Encountering these spaces for the first time could be an uncanny experience: the disappeared wait staff, the compulsory media saturation, the aura of total tablet domination. Looking at these spaces through the double lens of dwell time, the image is even more unsettling. Travelers appear reduced to livestock, equally stationed in front of uniform digital troughs and overpriced veggie wraps.

This increasingly common airport scene, seen slightly aslant, might call to mind the Wachowskis’ 1999 film The Matrix, when we first realize where Neo has been living his whole life: in a cubical-like, life-supporting vat. Neo is plugged in, thoroughly satiated and entertained by an elaborate simulation. Dwell time is all the time, for Neo—until he breaks free from the matrix.

We may not be worried about getting stuck in the airport, interpellated into such a stark cyberpunk scene. We like to think we can get in and out of airplanes and airports decisively and without ambiguity. We may feel as though our phones and computers are still in our hands, so to speak—that we can control where we dwell, and for how long. We know when to shut our computers down for the night, when to put our phones into airplane mode.

But if we run these spiral-bound scenarios out to their logical conclusions—which is what capitalism tends to do: to grow growth, to metastasize—we can see how the situation becomes uncomfortably blurry. Internet commerce desires as much dwell time as possible. Airports don’t necessarily need dwell time to increase at airport restaurants for discrete passengers. Rather, airports work to facilitate sufficient—if not constant—dwell time in their restaurants as part of a larger effort to maintain the flow of departures and arrivals. In other words, optimized dwell time at the airport requires human transit to remain perpetual. We might not yet recognize our flying selves in Keanu Reeves’s captive Neo from The Matrix, but with commercial air travel on the rise and persona digital media technologies only proliferating . . . there will only be more opportunities to collapse the boundaries between varying forms of dwell time.
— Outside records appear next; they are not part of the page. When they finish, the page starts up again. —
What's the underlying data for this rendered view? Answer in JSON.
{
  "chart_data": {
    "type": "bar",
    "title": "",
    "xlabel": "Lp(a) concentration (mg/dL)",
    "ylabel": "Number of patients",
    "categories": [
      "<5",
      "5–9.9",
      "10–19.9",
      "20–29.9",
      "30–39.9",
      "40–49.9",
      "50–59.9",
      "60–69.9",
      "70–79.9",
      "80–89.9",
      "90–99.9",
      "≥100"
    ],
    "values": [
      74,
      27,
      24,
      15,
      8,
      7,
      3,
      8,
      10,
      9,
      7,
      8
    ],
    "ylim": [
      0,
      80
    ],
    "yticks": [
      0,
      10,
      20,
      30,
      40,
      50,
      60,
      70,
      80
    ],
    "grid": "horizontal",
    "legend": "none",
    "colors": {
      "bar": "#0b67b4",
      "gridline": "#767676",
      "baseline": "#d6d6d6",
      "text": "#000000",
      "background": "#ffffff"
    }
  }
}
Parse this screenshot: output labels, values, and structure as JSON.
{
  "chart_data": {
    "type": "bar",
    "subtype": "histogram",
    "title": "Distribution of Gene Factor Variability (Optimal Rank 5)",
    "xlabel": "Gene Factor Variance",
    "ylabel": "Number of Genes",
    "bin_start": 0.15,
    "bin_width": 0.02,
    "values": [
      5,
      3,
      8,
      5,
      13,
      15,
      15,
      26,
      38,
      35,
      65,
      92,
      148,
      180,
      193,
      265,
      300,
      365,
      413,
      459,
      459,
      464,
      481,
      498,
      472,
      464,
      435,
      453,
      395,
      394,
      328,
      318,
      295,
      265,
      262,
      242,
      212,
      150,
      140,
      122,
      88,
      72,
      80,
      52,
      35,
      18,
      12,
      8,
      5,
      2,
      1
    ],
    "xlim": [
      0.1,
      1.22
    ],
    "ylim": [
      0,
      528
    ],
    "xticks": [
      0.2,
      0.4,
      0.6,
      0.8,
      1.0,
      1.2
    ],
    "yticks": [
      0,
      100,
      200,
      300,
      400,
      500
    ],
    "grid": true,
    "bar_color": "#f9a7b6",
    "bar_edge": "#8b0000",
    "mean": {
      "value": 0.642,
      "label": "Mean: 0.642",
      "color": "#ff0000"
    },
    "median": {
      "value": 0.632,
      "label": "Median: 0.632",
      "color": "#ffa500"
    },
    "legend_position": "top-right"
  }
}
In this light, it’s interesting to ponder how none other than Keanu Reeves has come to embody a particularly mesmerizing form of dwell time, as an unquenchable internet meme.3 So much so that any Keanu news or sighting becomes something to follow, something to dwell on. One doesn’t even need to create a meme: Keanu comes readymade, even to the point of becoming the unmistakable voice of Duke Caboom in Toy Story 4. For some ineffable reason, Keanu has become the perfect thing to look at bemusedly, between other clicks and views. As if we might dwell with Keanu, forever in flight with his magisterial visage.